Compounds=internal_id:1_156126553_G_T>-8|1_156131050_A_T>-18;
hassanfa commented 3 years ago

I see this as two tracks.

So first part of this is already done, and we can upload research variants to scout (the most recent pr has it implemented).

Rationale: to keep clinical SNV and indels to focus on actionable and known targets. If we see we continuously use compound variants, then we'll move it to clinical.

dnil commented 3 years ago

Super, thats a start. It seems highly relevant for the clinical track, but you know best how to get there. Let me know if/when you have some pilot samples with this enabled and I (and very likely some of the others at KG) can have a look at it!

For the record, I didn't get the part about third party tools? Genmod is in the family and easy to develop or request development for as needed. I also didn't get the part about not using "inheritance" models - is that out of concern for different levels of mosaicism, calls of compoundness without clear evidence of phasing / cis-trans-status or co-cellularity, or something else? But we will probably discuss that more productively in another medium.. 😅

pbiology commented 1 year ago

Refinement 2022-12-13:

pbiology commented 9 months ago

@khurrammaqbool will talk to Daniel and update this issue, including effort, gain and urgency.

dnil commented 9 months ago

I believe you must weigh this against other issues to prioritise your process. I know of more pressing issues, like fixing the broken ranking (adding a family name before the rank numbers) or fully use the loqusdb data for filtering and annotation.

To the question of why adding this one additional command to GenMod in your pipeline, enabling the feature for the Scout users would be useful.

When analysing any recessive cancer gene, which can be surprisingly many, especially for inherited cancer risk syndromes where a first constitutional and a tumor second hit can occur. Also for solid tumors of slightly higher mutation count, there may be two hits in a gene.

Compound annotation with singletons will not work as well as for RD trio cases. Genmod inheritance models are conservatively given, so that all models that could be true are followed. Hence, many variants that are actually in cis will still get a "compound" label since we lack proper phasing for singleton samples. The Scout operator would still be able to more quickly screen the potential high-scoring compounds for a given variant in a recessive gene this way. Especially combined with a good scoring/ranking, this is efficient enough even for singletons.

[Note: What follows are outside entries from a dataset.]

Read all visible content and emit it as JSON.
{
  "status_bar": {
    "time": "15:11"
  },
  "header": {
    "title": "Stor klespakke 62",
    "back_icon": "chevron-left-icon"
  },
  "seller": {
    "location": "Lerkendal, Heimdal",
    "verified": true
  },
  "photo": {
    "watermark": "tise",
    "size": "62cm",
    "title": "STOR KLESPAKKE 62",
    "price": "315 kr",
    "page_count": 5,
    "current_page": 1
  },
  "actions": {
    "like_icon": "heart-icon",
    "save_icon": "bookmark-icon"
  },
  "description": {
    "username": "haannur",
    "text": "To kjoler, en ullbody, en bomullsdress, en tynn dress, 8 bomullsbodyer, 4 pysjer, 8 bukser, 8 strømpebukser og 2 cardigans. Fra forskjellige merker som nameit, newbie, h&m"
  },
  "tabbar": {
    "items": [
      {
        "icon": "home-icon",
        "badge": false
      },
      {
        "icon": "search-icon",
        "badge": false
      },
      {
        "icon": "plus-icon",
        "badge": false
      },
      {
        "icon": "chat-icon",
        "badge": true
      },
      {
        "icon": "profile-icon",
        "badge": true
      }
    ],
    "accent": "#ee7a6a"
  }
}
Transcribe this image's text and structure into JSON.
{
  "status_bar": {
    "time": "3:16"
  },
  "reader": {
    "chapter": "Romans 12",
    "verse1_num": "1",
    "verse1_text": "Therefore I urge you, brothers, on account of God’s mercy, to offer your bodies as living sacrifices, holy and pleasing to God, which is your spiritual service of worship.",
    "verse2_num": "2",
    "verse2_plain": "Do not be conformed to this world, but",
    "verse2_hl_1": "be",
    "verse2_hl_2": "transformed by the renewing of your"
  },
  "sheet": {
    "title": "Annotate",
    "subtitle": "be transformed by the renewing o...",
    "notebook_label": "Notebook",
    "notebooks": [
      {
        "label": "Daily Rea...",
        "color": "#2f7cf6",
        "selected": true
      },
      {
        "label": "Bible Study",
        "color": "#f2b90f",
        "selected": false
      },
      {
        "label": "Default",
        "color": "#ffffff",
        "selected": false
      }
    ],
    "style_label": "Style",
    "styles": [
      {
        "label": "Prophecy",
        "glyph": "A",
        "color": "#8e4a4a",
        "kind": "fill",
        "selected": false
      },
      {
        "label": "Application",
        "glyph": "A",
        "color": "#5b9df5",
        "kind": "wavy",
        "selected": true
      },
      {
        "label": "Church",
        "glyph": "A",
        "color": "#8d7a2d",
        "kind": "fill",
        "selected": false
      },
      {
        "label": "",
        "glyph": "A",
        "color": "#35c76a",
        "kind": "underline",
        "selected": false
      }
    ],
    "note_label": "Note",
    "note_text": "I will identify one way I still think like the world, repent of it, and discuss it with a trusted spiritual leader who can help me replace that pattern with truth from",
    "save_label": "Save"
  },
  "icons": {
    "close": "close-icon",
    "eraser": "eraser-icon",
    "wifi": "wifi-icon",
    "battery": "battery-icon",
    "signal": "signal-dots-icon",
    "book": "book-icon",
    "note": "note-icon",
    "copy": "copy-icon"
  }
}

There are as usual many, many things one could do to improve this and adapt for somatic mutation. The most obvious being allowing tracking of constitutional vs somatic compound pairs, e.g. by directly including normal sample variants, or by respecting some variant tag to the effect, like SOMATIC_SCORE or whatnot. This would require some further development of GenMod. The development is out of the scope of this Issue, we were just curious to hear back.

Don't let any thought process about that discourage you from adding presumably one command to a tool you already have, that would add a couple of tags to the vcf that enable a nice shortcut for Scout users to look at compounds from variantS and variant pages, without having to go do additional searches in the gene.